First, check your current filesystem mount options:

# View mounted filesystems with human-readable sizes
df -h

# View detailed mount options
cat /proc/mounts

Example output from /proc/mounts:

/dev/vda1 / ext4 rw,relatime,errors=remount-ro,data=ordered 0 0

/dev/sda1 / ext4 rw,relatime,discard,errors=remount-ro,commit=30 0 0

Note that most systems use relatime by default, which is a compromise that only updates access times if they’re older than the modify time. While better than the default atime, using noatime provides even better performance.

6.7.2. Modifying the File System Table (fstab)

To disable access time updates permanently, edit the /etc/fstab file:

# Edit the filesystem table
sudo vim /etc/fstab

Find the line for your root filesystem (/) and add the noatime option:

Before (example):

UUID=8ce122bd-f39c-45ae-b129-9650cfc67567 / ext4 errors=remount-ro 0 1

After (example):

UUID=8ce122bd-f39c-45ae-b129-9650cfc67567 / ext4 errors=remount-ro,noatime 0 1

If your fstab uses a different format, ensure you add noatime to the mount options:

/dev/sda1 / ext4 rw,noatime,discard,errors=remount-ro,commit=30 0 0

6.7.3. Applying and Verifying the Changes

You can either reboot your system or remount the filesystem to apply the changes:

# Remount the root filesystem with the new options
sudo mount -o remount /

# Verify the changes
cat /proc/mounts

Expected output (note the noatime option is now present):

/dev/vda1 / ext4 rw,noatime,errors=remount-ro,data=ordered 0 0

This confirms that the filesystem is now mounted with the noatime option, which will improve disk I/O performance.

6.8. Increasing Open File Limits

Linux systems have limits on the number of files a process can open simultaneously. For busy servers, especially those running databases or web servers, the default limits may be too restrictive.

6.8.1. Checking Current File Limits

First, check your current open file limits:

# Check hard limit (maximum allowed)
ulimit -Hn

# Check soft limit (current setting)
ulimit -Sn

Default values are typically 1024 for soft limits and 4096 for hard limits, which can be insufficient for busy servers.
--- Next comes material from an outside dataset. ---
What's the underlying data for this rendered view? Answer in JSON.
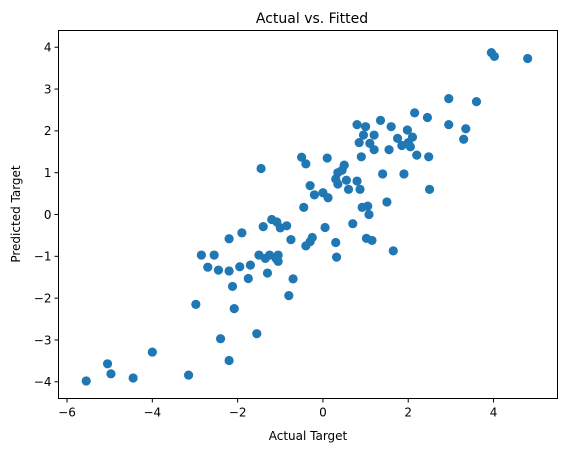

6.8.2. Increasing File Limits System-Wide

To increase the limits for all users, create a configuration file in the limits.d directory:

# Navigate to the limits.d directory
cd /etc/security/limits.d/

# Create or edit the custom overrides file
sudo vim custom_overrides.conf

Add the following configuration to increase the limits:

# <domain> <type>  <item>      <value>
*          soft    nofile      120000
*          hard    nofile      120000
root       soft    nofile      120000
root       hard    nofile      120000

This configuration:

Sets both soft and hard limits to 120,000 open files
Applies to all users (*) and specifically to the root user
The value 120,000 is sufficient for most server workloads, but can be increased if needed

6.8.3. Enabling PAM Limits

For the limits to take effect, you need to ensure that the PAM (Pluggable Authentication Modules) system is configured to apply them. Edit the PAM session configuration files:

# Add pam_limits.so to common-session
sudo bash -c 'echo "session required pam_limits.so" >> /etc/pam.d/common-session'

# Add pam_limits.so to common-session-noninteractive
sudo bash -c 'echo "session required pam_limits.so" >> /etc/pam.d/common-session-noninteractive'

Alternatively, you can edit these files directly:

# Edit common-session
sudo vim /etc/pam.d/common-session

# Edit common-session-noninteractive
sudo vim /etc/pam.d/common-session-noninteractive

Add the following line to each file if it’s not already present:

session required pam_limits.so

6.8.4. Verifying the Changes

After making these changes, you’ll need to log out and log back in for them to take effect. Then verify the new limits:

# Check the new hard limit
ulimit -Hn

# Check the new soft limit
ulimit -Sn

The output should show the new limits (120000) that you configured.